There are sorrows aplenty at Venwell Castle. Ardis arrives in Scotland hoping a change of scenery will temper her grief over the death of her fiancé. Bruce's niece Gwynne is pursued by one of the Lloyds who wants to get his hands on Venwell property by marrying her. Gwynne's true love, the tavern keeper's son, has disappeared. Also missing is Bruce's nephew, who left home to get away from his domineering father, the current Lord Venwell. If the wisp of a figure lurking near the garden really is Sir William, his spirit showed up in the right place at the right time.
But Ardis was hired to do a job. She takes her canvas bag of archaeology tools to the river bank to dig for remains and what she finds only adds to the mystery. The result of her facial reconstruction is shocking. Murders, assaults, theft, kidnapping and an old diary - the story is full of twists and turns right up until the end.

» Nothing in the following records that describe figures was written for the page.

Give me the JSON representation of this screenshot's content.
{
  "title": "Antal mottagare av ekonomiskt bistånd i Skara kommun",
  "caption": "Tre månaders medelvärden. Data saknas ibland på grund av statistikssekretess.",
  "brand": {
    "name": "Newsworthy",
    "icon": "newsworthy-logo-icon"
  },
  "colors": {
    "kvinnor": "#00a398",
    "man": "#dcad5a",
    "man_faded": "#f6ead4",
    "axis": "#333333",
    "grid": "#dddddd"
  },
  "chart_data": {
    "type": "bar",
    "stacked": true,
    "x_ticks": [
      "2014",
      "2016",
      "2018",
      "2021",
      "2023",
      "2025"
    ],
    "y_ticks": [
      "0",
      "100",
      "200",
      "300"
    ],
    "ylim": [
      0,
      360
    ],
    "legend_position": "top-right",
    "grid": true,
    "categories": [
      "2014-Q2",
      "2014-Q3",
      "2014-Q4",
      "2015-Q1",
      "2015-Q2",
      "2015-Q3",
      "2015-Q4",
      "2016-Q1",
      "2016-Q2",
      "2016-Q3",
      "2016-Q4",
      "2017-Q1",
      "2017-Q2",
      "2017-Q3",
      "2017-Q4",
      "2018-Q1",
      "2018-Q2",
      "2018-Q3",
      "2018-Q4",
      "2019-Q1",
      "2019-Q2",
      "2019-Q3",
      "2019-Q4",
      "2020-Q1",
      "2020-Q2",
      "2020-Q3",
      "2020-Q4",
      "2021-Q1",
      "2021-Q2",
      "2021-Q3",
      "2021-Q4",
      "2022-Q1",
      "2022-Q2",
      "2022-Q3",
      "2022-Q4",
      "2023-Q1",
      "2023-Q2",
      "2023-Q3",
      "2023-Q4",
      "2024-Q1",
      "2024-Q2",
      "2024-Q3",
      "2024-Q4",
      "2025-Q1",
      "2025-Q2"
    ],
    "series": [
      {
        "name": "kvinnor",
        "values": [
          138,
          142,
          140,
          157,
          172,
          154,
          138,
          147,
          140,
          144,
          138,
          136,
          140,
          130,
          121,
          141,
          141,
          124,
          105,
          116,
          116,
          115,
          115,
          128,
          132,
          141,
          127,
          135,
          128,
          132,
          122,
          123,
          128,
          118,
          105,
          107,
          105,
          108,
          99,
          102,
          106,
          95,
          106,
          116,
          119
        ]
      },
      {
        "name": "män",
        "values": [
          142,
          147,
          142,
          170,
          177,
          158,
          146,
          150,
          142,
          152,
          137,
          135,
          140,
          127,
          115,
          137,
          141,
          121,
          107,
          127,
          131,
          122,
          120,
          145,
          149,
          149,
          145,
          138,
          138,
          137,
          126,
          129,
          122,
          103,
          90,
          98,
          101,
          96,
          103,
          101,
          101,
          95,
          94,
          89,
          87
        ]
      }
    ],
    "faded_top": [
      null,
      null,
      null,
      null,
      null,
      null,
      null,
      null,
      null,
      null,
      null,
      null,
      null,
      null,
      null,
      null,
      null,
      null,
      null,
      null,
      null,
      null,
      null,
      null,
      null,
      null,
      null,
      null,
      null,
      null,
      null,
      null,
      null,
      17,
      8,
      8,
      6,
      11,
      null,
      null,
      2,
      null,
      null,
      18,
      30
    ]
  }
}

I like Ardis Cole. The loss of her fiancé gives her compassion for those who mourn. Her work on dig sites in foreign locales reinforces her fearlessness, which at times makes her foolhardy. If she's in a hurry for a tool or piece of information she will jump in the car and take off down a dark and lonely road. She's lucky there are those who care enough to keep an eye on her.
The title comes from a gravestone Ardis finds when she visits a nearby abbey. Dated 1608, the stone reads: "Good son, brave sailor/Lost at Sea/The world his unmarked grave."